I finally freaking figured out some cryptic part of Tamarin. What the numbers in vm_min.cpp mean! Well kind of mean, or at least how they are generated. Let's take a quick look at the following:

VM_Min.cpp
// OP_getslot offset=6346
NEST, /* npck -6288 */ 112, 231, IMM, LIT8, 1, ISUB, NEST, /* getslot -4840 */ 24, 237, NEXT,

The op_getslot refers to the JavaScript opcode getslot. The offset 6346 is the index of the code_pool to the Forth words that execute getSlot. Now what the heck does 112, 231 with an npck of -6288 mean? It means, to jump to the Forth word npck, we have to go back -6288 from our current position.
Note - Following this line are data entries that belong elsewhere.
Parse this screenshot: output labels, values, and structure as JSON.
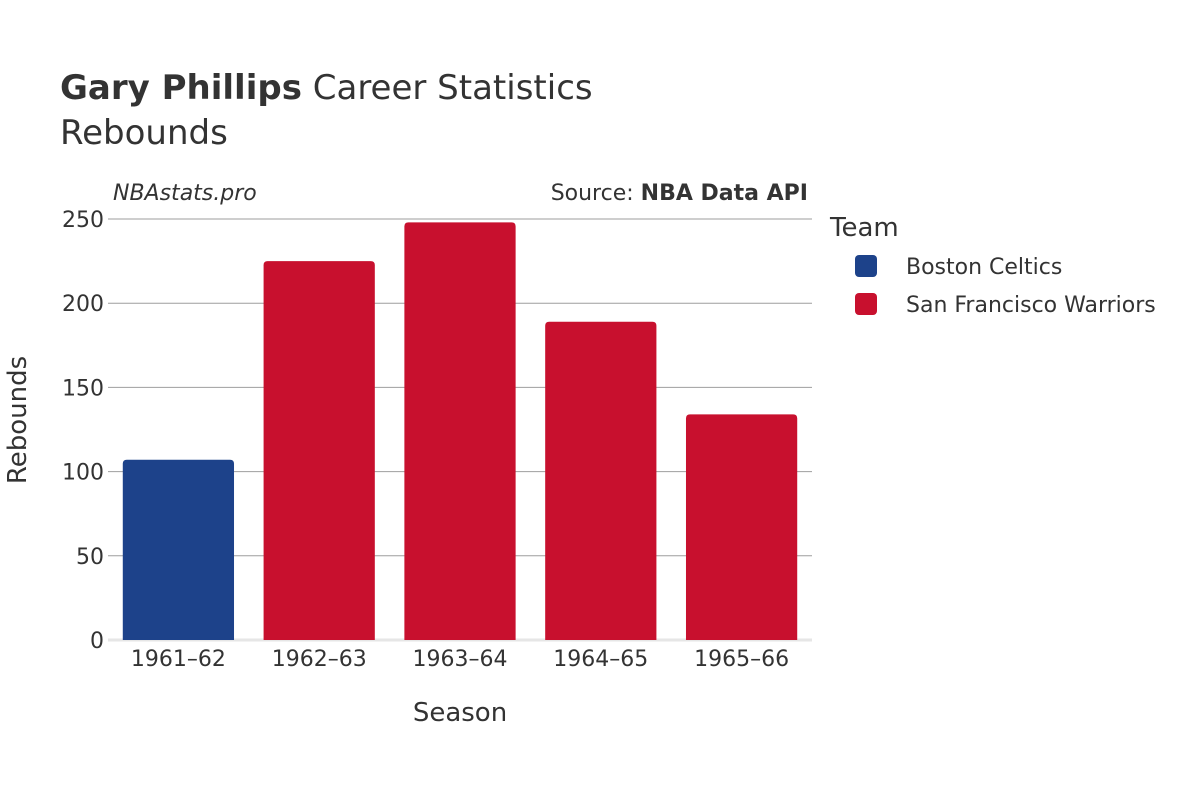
{
  "title": {
    "player": "Gary Phillips",
    "suffix": "Career Statistics",
    "subtitle": "Rebounds"
  },
  "watermark": "NBAstats.pro",
  "source": {
    "prefix": "Source: ",
    "name": "NBA Data API"
  },
  "colors": {
    "Boston Celtics": "#1d428a",
    "San Francisco Warriors": "#c8102e",
    "grid": "#9e9e9e",
    "text": "#333333"
  },
  "chart_data": {
    "type": "bar",
    "title": "Gary Phillips Career Statistics",
    "subtitle": "Rebounds",
    "xlabel": "Season",
    "ylabel": "Rebounds",
    "ylim": [
      0,
      250
    ],
    "yticks": [
      0,
      50,
      100,
      150,
      200,
      250
    ],
    "categories": [
      "1961–62",
      "1962–63",
      "1963–64",
      "1964–65",
      "1965–66"
    ],
    "values": [
      107,
      225,
      248,
      189,
      134
    ],
    "teams": [
      "Boston Celtics",
      "San Francisco Warriors",
      "San Francisco Warriors",
      "San Francisco Warriors",
      "San Francisco Warriors"
    ],
    "legend": {
      "title": "Team",
      "entries": [
        "Boston Celtics",
        "San Francisco Warriors"
      ],
      "position": "right"
    },
    "grid": true
  }
}
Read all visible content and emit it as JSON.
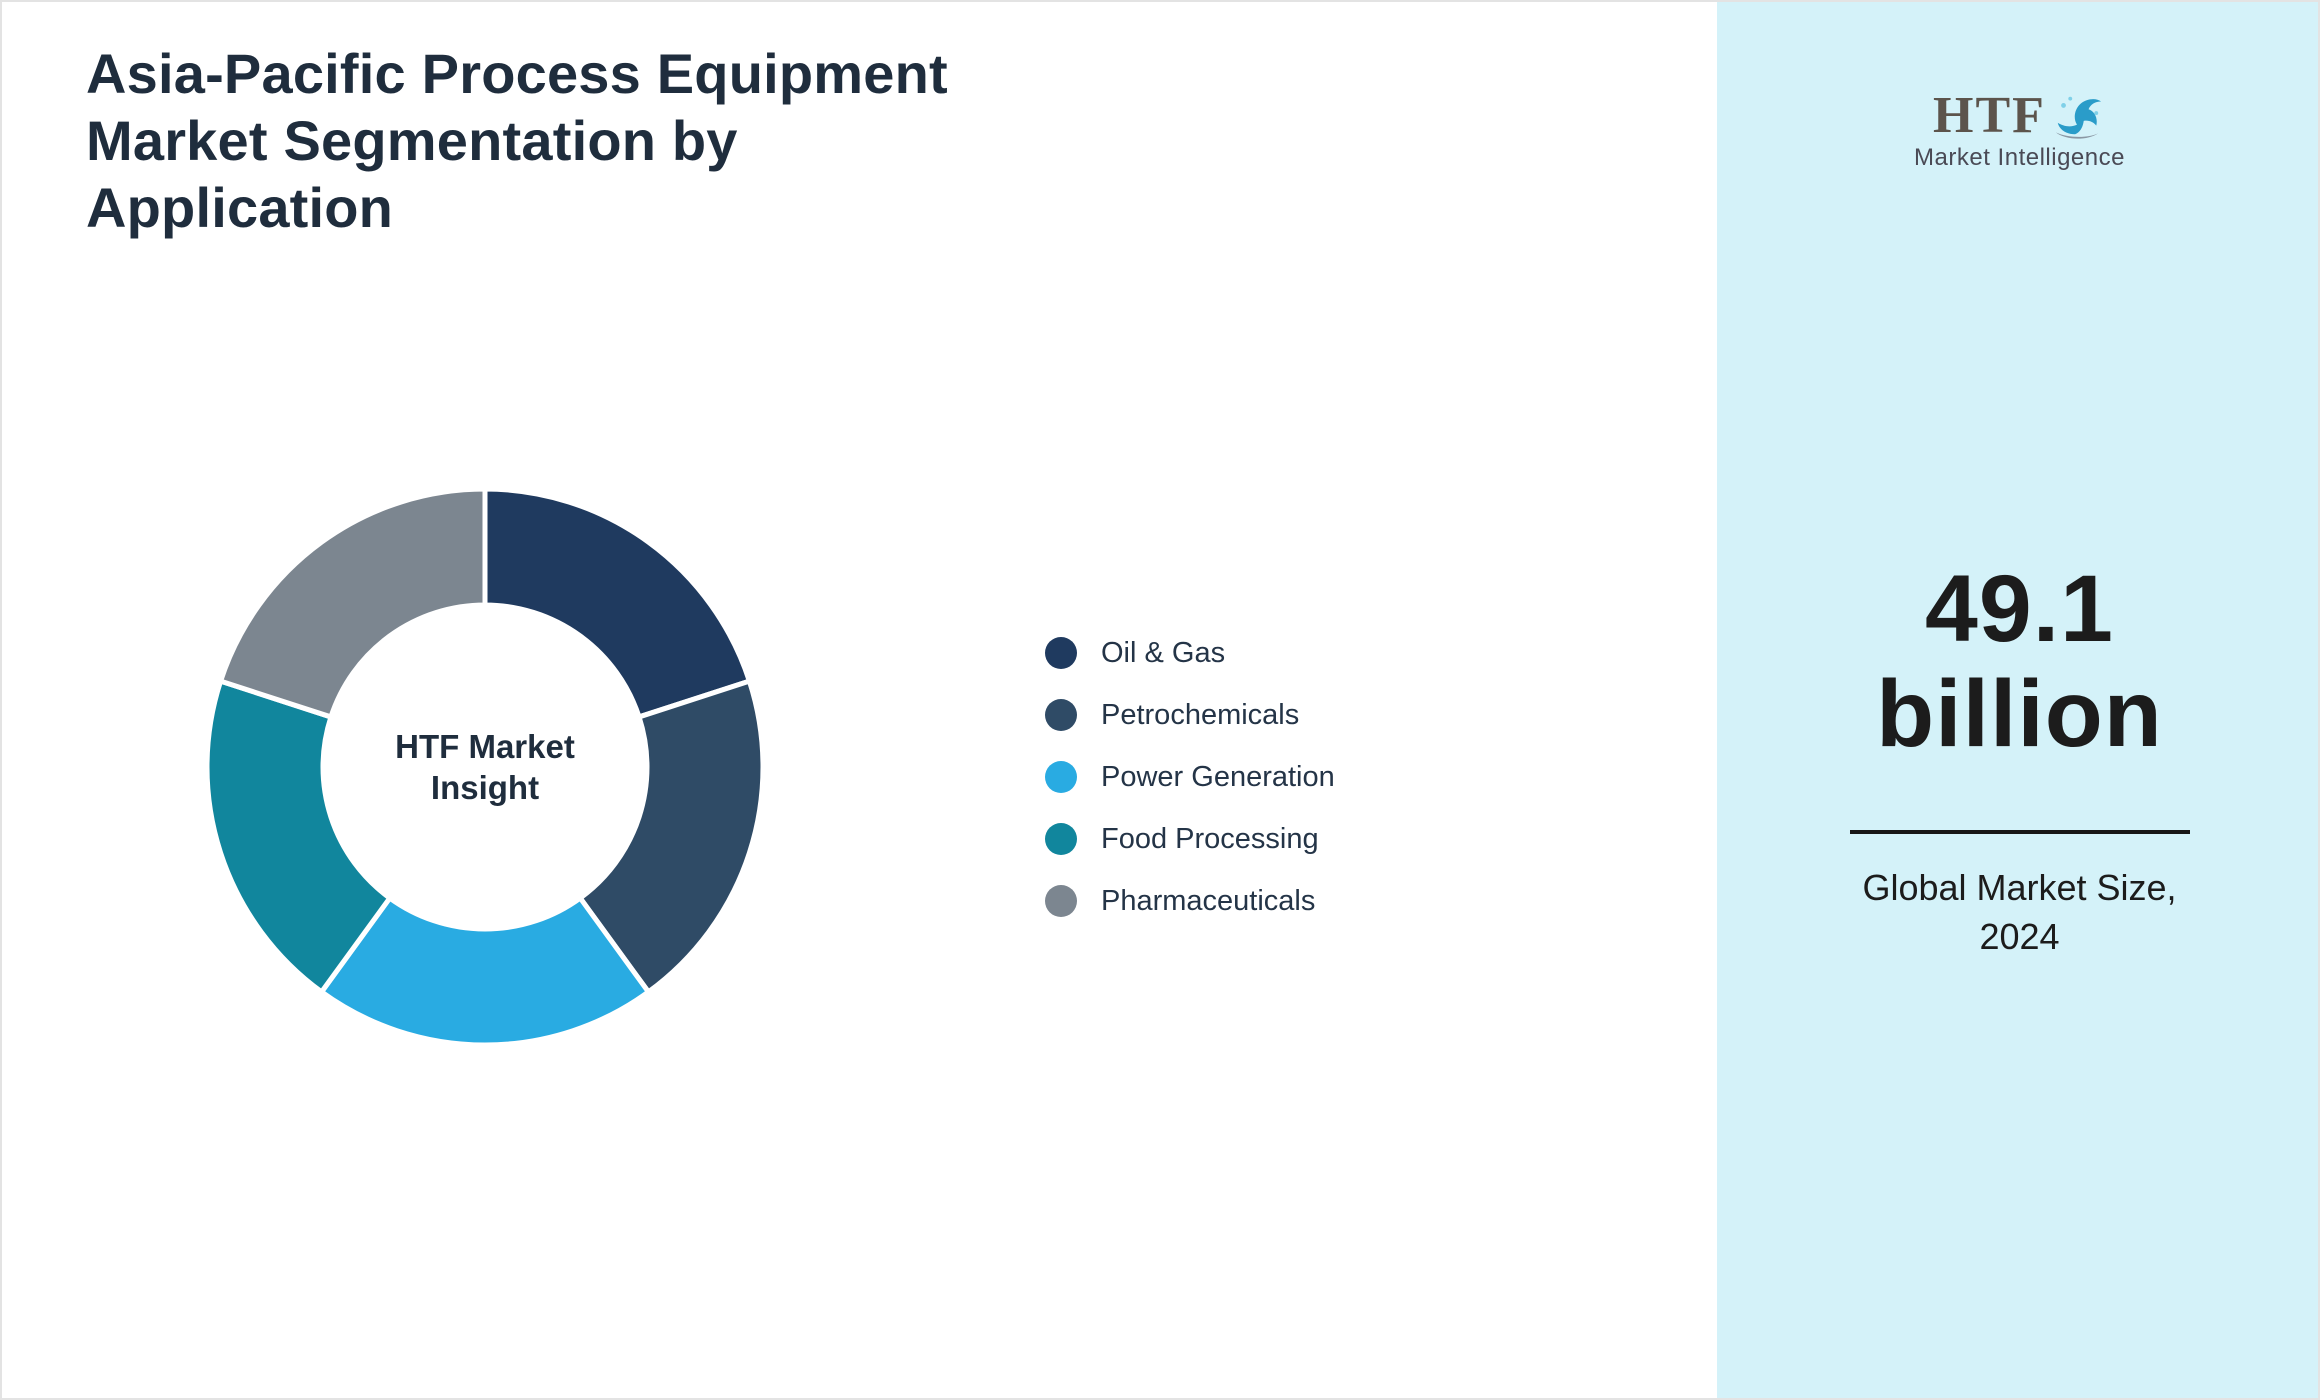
{
  "title": "Asia-Pacific Process Equipment Market Segmentation by Application",
  "chart_data": {
    "type": "pie",
    "subtype": "donut",
    "title": "Asia-Pacific Process Equipment Market Segmentation by Application",
    "center_label": "HTF Market Insight",
    "categories": [
      "Oil & Gas",
      "Petrochemicals",
      "Power Generation",
      "Food Processing",
      "Pharmaceuticals"
    ],
    "values": [
      20,
      20,
      20,
      20,
      20
    ],
    "unit": "%",
    "colors": [
      "#1f3a5f",
      "#2f4b66",
      "#29abe2",
      "#11869d",
      "#7c8690"
    ],
    "start_angle_deg": 0,
    "direction": "clockwise",
    "legend_position": "right",
    "slice_gap_color": "#ffffff"
  },
  "sidebar": {
    "background_color": "#d4f2f9",
    "logo": {
      "text": "HTF",
      "subtext": "Market Intelligence",
      "icon": "dolphin-splash-icon",
      "text_color": "#5c544c",
      "icon_color": "#2a9cc9"
    },
    "market_size_value": "49.1",
    "market_size_unit": "billion",
    "caption_line1": "Global Market Size,",
    "caption_line2": "2024"
  },
  "theme": {
    "title_color": "#1f2d3d",
    "legend_text_color": "#243447",
    "page_background": "#ffffff"
  }
}
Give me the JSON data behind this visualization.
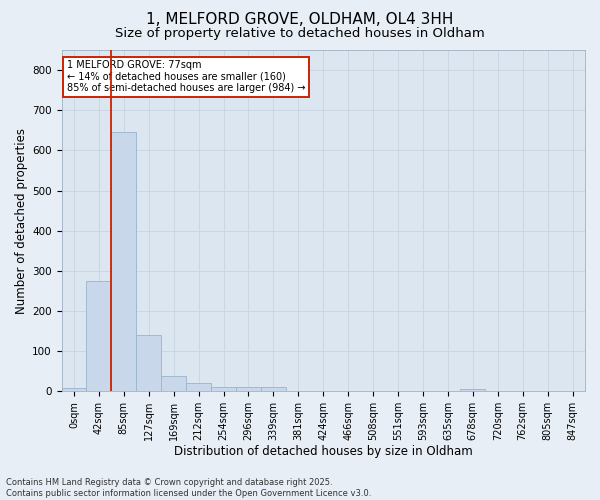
{
  "title": "1, MELFORD GROVE, OLDHAM, OL4 3HH",
  "subtitle": "Size of property relative to detached houses in Oldham",
  "xlabel": "Distribution of detached houses by size in Oldham",
  "ylabel": "Number of detached properties",
  "footer_line1": "Contains HM Land Registry data © Crown copyright and database right 2025.",
  "footer_line2": "Contains public sector information licensed under the Open Government Licence v3.0.",
  "categories": [
    "0sqm",
    "42sqm",
    "85sqm",
    "127sqm",
    "169sqm",
    "212sqm",
    "254sqm",
    "296sqm",
    "339sqm",
    "381sqm",
    "424sqm",
    "466sqm",
    "508sqm",
    "551sqm",
    "593sqm",
    "635sqm",
    "678sqm",
    "720sqm",
    "762sqm",
    "805sqm",
    "847sqm"
  ],
  "values": [
    7,
    275,
    645,
    140,
    37,
    20,
    10,
    10,
    10,
    0,
    0,
    0,
    0,
    0,
    0,
    0,
    5,
    0,
    0,
    0,
    0
  ],
  "bar_color": "#c8d8ea",
  "bar_edgecolor": "#9ab4cc",
  "vline_color": "#cc2200",
  "vline_x_index": 1.5,
  "annotation_text": "1 MELFORD GROVE: 77sqm\n← 14% of detached houses are smaller (160)\n85% of semi-detached houses are larger (984) →",
  "annotation_box_color": "#cc2200",
  "ylim": [
    0,
    850
  ],
  "yticks": [
    0,
    100,
    200,
    300,
    400,
    500,
    600,
    700,
    800
  ],
  "grid_color": "#c8d4e4",
  "bg_color": "#dce6f0",
  "fig_bg_color": "#e8eef6",
  "title_fontsize": 11,
  "subtitle_fontsize": 9.5,
  "axis_label_fontsize": 8.5,
  "tick_fontsize": 7,
  "footer_fontsize": 6,
  "annotation_fontsize": 7
}
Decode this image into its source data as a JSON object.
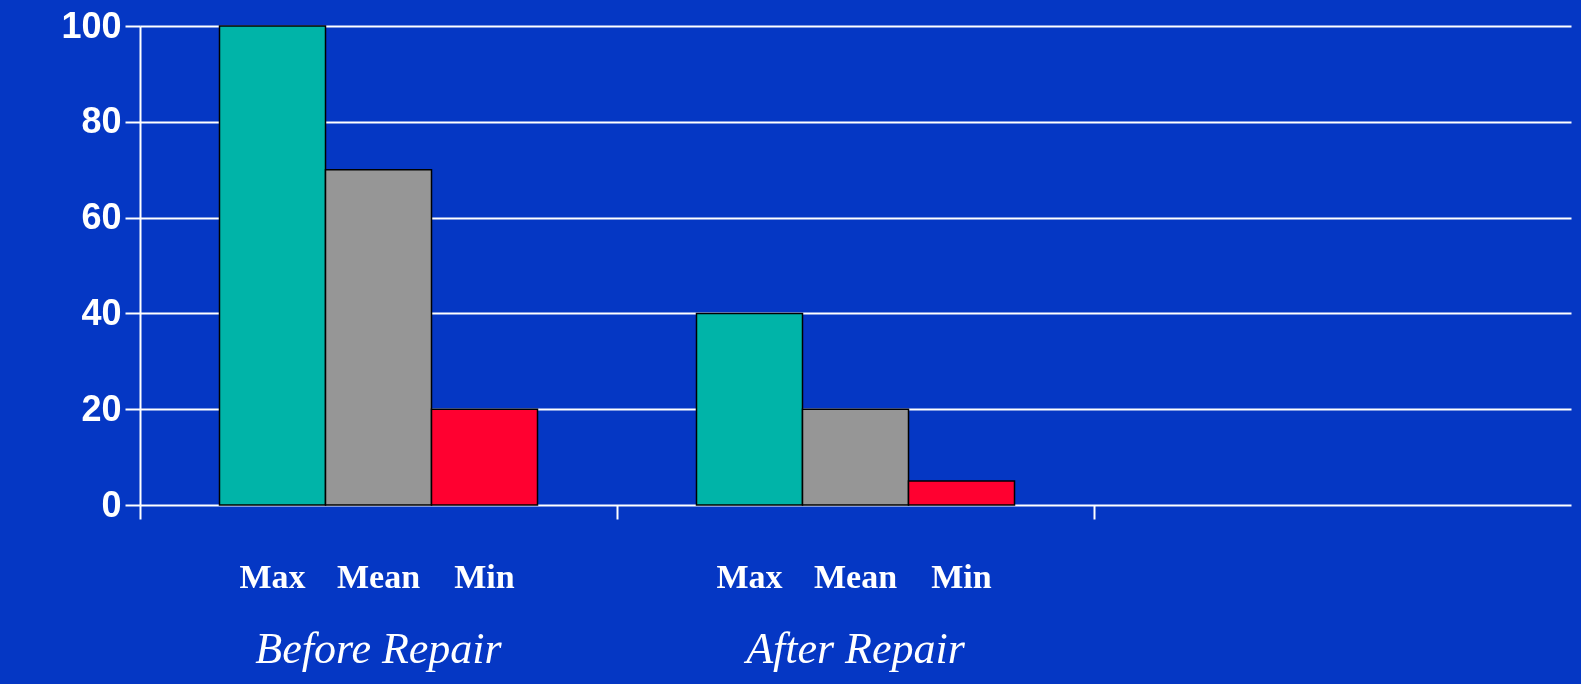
{
  "chart_data": {
    "type": "bar",
    "categories": [
      "Before Repair",
      "After Repair",
      null
    ],
    "series": [
      {
        "name": "Max",
        "color": "#00b4a8",
        "values": [
          100,
          40,
          null
        ]
      },
      {
        "name": "Mean",
        "color": "#969696",
        "values": [
          70,
          20,
          null
        ]
      },
      {
        "name": "Min",
        "color": "#ff0030",
        "values": [
          20,
          5,
          null
        ]
      }
    ],
    "ylim": [
      0,
      100
    ],
    "yticks": [
      0,
      20,
      40,
      60,
      80,
      100
    ],
    "grid": "y"
  }
}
How did we get this number?

Well 6346 is the getslot offset, 59 is the npck offset. So we have the equation:

6346(getslot offset) + 1(NEST) - 59(npck offset) = 6288 difference.

The +1 is because we are one position PAST getslot, which is due to the NEST. So what do these numbers 112, 231 mean? Time for some binary fun! The most significant bit is defined by the furthest right number. Therefore, 231 is the MSB, and 112 is the LSB here. Convert these two numbers to binary individually, and then concatenate them:

231 = 0b11100111
112 = 0b1110000
Concatenated:
// 231   // 112
11100111 01110000 // -6288 in 2s complement
Convert to a positive number to verify and we get:
0001100010010000
Which is:
6288 = 0b1100010010000

But what about positive offsets. Simple! Attach a 0 to the MSB:

/* delmultiprop_subarray 159 */ 159, 0,

Ahh the convolution only Tamarin can provide!

* Update provided by Adobe:
the primitives NEST and JUMP take a signed 16-bit offset, which is stored as two unsigned 8-bit bytes in the code_pool array.